Bersih-bersih Gedung Bundar, Perkara Kapal Kayu Dilimpahkan ke Pengadilan

Kamis, 25 Agustus 2016 — 8:28 WIB
Kejaksaan Agung RI

Kejaksaan Agung RI

JAKARTA (Pos Kota) – Sesuai janjinya Jaksa Agung Muda Pidana Khusus (Jampidsus) Arminsyah, perkara yang mangkrak di Gedung Bundar satu per-satu dituntaskan.

Satu di antaranya, penuntasan perkara pengadaan kapal kayu 30 Groos Tonnage (GT) pada Dinas Kelautan dan Perikanan Provinsi Banten tahun anggaran 2011, dengan kerugian negara hampir Rp2 miliar. Perkara disidik hampir empat tahun tak kunjung selesai, sejak 2013.

“Telah kita limpahkan tahap dua berkas tersebut atas nama dua tersangka, ke Kejari (Kejaksaan Negeri) Serang, Banten,” kata Arminsyah kepada wartawan, di Kejagung. Kedua tersangka dimaksud, adalah AB, selaku Ketua Panita Pengadaan dan Mahyudin selaku Pejabat Pembuat Komitmen (PPK).

Sedangkan satu tersangka lain, Al Bin Ali Ib (unsur swasta) masih tahap penyidikan dan belum ditahan.

Kapuspenkum Muhammad Rum secara terpisah usai menerima berkas dua tersangka dan barang bukti, jaksa penuntut langsung menahan dua tersangka.

“Saat diterima pelimpahan tahap kedua, Jaksa pada Kejari Serang langsung menahan dan ditetapkan pada rumah tahanan (Rutan) setempat.”

Dari informasi termutakhir, Mahyudin yang berstatus tersangka, malah justru dipromosi sebagai Kepala Bidang Balai Perumahan dan Pemukiman pada Dinas Sumber Daya Air dan Pemukiman (DSDAP) Provinsi Banten. Sementara AB selaku Kepala Bidang Pengembangan Sumber Daya pada Dinas Kehutanan dan Perkebunan Provinsi Banten.

SPESIFIKASI

Kasus berawal ketika Pemprov Banten yang menggunakan DIPA tahun anggaran 2011 sebesar Rp12 miliar untuk membuat lima unit kapal yang dananya menggunakan APBD setempat, dua unit dari APBN, dan satu unit APBN-P.

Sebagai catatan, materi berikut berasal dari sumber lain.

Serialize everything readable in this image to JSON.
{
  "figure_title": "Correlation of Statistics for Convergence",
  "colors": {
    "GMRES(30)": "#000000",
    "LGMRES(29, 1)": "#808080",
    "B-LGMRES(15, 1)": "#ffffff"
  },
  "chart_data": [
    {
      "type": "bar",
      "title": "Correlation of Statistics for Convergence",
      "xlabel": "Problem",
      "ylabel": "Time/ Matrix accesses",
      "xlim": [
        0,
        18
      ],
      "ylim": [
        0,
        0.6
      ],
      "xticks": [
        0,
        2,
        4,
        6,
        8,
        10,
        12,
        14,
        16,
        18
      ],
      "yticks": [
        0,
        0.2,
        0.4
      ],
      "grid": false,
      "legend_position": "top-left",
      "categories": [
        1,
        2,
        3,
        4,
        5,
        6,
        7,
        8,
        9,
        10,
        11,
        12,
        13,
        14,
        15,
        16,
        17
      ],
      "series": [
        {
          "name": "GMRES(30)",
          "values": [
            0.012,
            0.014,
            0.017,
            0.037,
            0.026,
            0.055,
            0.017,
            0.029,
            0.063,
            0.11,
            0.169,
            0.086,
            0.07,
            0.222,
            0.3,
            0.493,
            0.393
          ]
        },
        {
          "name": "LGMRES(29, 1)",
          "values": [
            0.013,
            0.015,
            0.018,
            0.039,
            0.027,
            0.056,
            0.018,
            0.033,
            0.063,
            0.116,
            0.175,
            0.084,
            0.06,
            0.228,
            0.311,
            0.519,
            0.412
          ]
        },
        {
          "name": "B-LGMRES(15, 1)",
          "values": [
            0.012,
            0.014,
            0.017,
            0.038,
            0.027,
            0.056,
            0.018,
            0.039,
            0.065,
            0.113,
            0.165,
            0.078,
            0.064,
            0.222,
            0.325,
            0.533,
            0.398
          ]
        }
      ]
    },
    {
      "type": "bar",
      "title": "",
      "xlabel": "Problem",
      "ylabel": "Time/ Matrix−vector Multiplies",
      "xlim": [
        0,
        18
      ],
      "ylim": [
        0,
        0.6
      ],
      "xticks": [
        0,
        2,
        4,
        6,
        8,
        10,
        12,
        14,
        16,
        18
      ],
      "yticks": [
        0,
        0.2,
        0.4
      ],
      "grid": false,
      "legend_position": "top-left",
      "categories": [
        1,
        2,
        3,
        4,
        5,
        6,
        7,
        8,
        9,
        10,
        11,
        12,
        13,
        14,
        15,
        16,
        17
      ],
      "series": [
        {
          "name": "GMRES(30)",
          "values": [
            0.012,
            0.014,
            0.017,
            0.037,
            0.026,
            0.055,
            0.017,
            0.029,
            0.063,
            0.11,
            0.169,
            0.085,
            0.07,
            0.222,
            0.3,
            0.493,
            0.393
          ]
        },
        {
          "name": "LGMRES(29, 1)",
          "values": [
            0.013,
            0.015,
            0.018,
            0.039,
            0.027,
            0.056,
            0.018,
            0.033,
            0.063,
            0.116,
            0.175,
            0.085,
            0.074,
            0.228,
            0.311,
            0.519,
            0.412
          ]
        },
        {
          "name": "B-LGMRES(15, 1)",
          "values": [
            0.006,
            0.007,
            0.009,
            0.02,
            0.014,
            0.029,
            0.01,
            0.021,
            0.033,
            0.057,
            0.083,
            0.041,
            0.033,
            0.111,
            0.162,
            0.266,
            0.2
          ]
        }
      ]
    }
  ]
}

Sejumlah pihak telah diperiksa, mulai Ketua Kelompok Usaha Bersama (KUB) Sejahtera Bersama Binuangen Kecamatan Wanasalam, Kabupaten Lebak, Agus Rio.

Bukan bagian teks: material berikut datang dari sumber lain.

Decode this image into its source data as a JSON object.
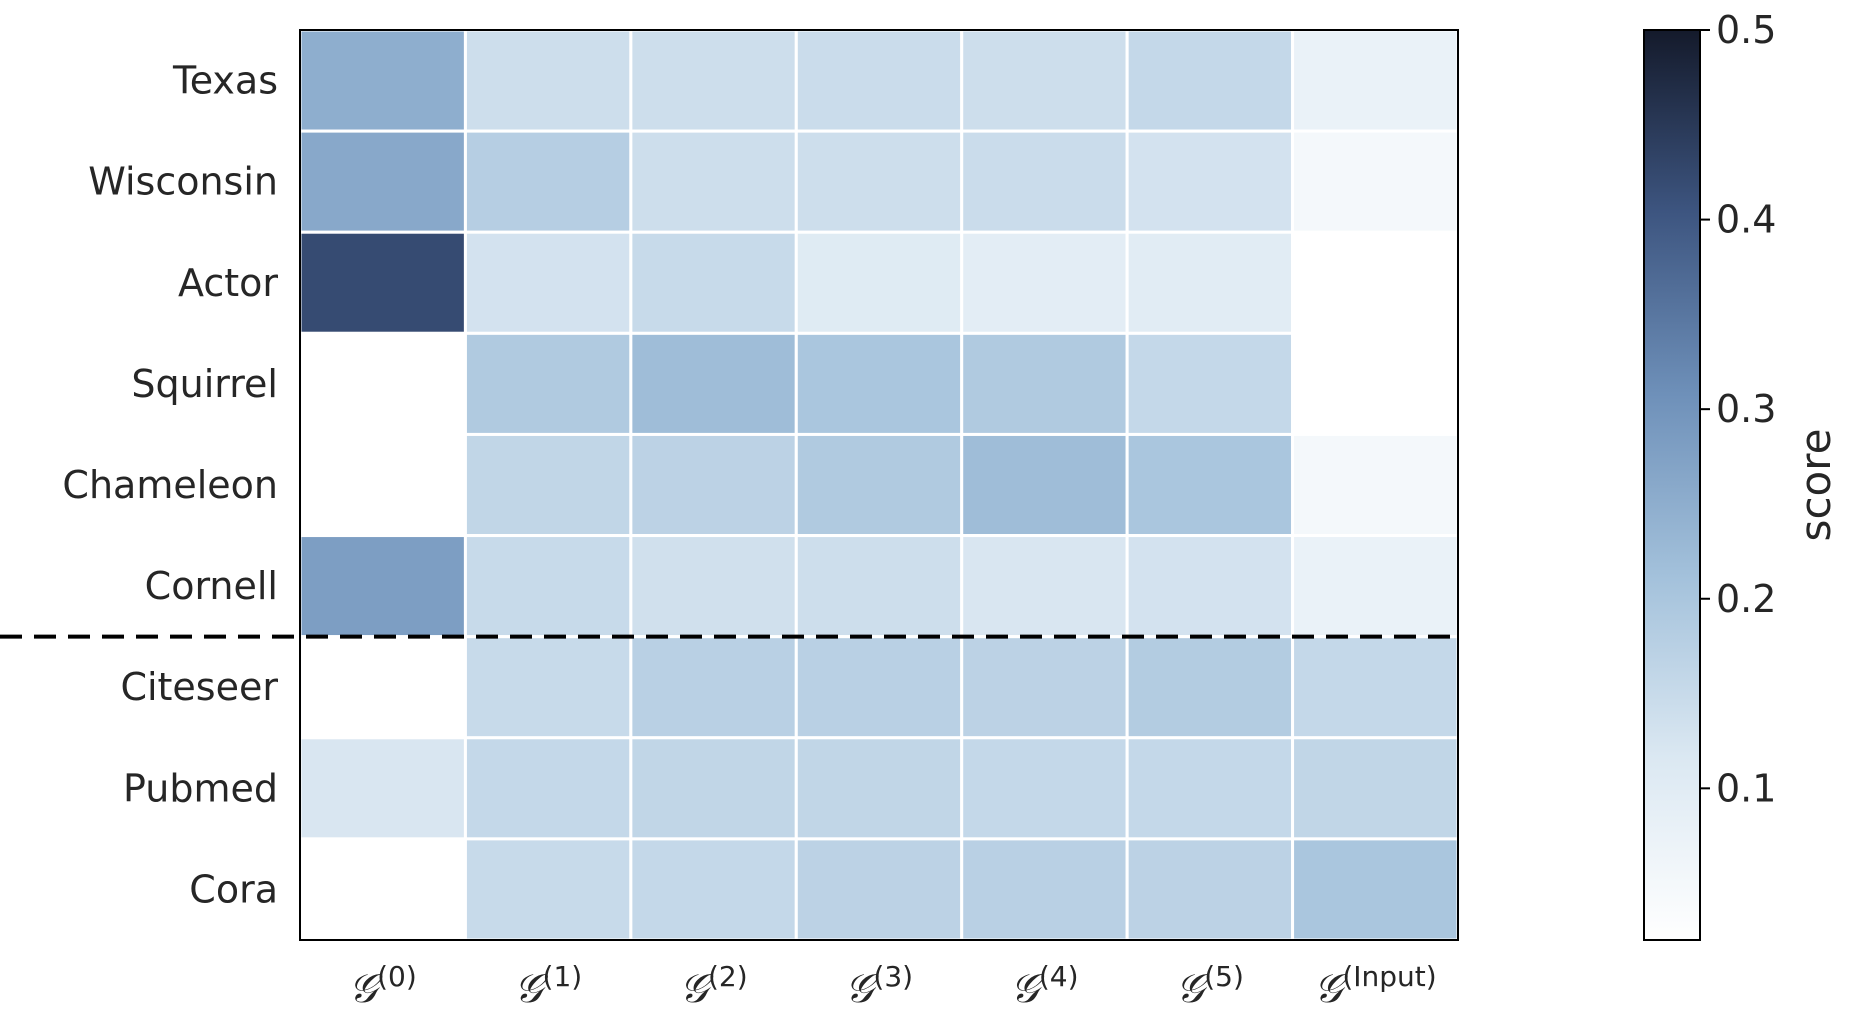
{
  "chart_data": {
    "type": "heatmap",
    "title": "",
    "xlabel": "",
    "ylabel": "",
    "rows": [
      "Texas",
      "Wisconsin",
      "Actor",
      "Squirrel",
      "Chameleon",
      "Cornell",
      "Citeseer",
      "Pubmed",
      "Cora"
    ],
    "columns": [
      {
        "base": "𝒢",
        "sup": "(0)"
      },
      {
        "base": "𝒢",
        "sup": "(1)"
      },
      {
        "base": "𝒢",
        "sup": "(2)"
      },
      {
        "base": "𝒢",
        "sup": "(3)"
      },
      {
        "base": "𝒢",
        "sup": "(4)"
      },
      {
        "base": "𝒢",
        "sup": "(5)"
      },
      {
        "base": "𝒢",
        "sup": "(Input)"
      }
    ],
    "values": [
      [
        0.25,
        0.14,
        0.14,
        0.145,
        0.14,
        0.155,
        0.075
      ],
      [
        0.26,
        0.18,
        0.14,
        0.14,
        0.145,
        0.13,
        0.05
      ],
      [
        0.42,
        0.13,
        0.15,
        0.105,
        0.095,
        0.1,
        0.0
      ],
      [
        0.0,
        0.19,
        0.22,
        0.2,
        0.19,
        0.155,
        0.0
      ],
      [
        0.0,
        0.16,
        0.17,
        0.19,
        0.22,
        0.2,
        0.05
      ],
      [
        0.28,
        0.15,
        0.135,
        0.14,
        0.12,
        0.13,
        0.075
      ],
      [
        0.0,
        0.15,
        0.175,
        0.175,
        0.17,
        0.185,
        0.155
      ],
      [
        0.12,
        0.155,
        0.16,
        0.16,
        0.155,
        0.155,
        0.16
      ],
      [
        0.0,
        0.15,
        0.155,
        0.17,
        0.175,
        0.17,
        0.2
      ]
    ],
    "separator_after_row": 5,
    "colorbar": {
      "label": "score",
      "min": 0.02,
      "max": 0.5,
      "ticks": [
        0.1,
        0.2,
        0.3,
        0.4,
        0.5
      ],
      "tick_labels": [
        "0.1",
        "0.2",
        "0.3",
        "0.4",
        "0.5"
      ],
      "colormap": [
        "#ffffff",
        "#dbe8f2",
        "#a3c1db",
        "#6e90b9",
        "#3d5580",
        "#141a2b"
      ]
    }
  }
}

Ketua KUB Mina Bahari Sidamukti Kecamatan Sukaresmi, Kabupaten Pandeglang, Catu Suwarja.

Juga diperiksa Ketua KUB Warga Nelayan Sidamukti, Kecamatan Sukaresmi, Kabupaten Pandeglang, Karto dan Ketua Koperasi Bumi Karya Binuangen, Kecamatan Wanasalam Kabupaten Lebak, Ucu Saptudi.
Penetapan para tersangka dilakukan setelah Kejagung menduga telah terjadi tindak korupsi. Dimana kapal dibuat tidak sesuai dengan spesifikasi yang ditetapkan.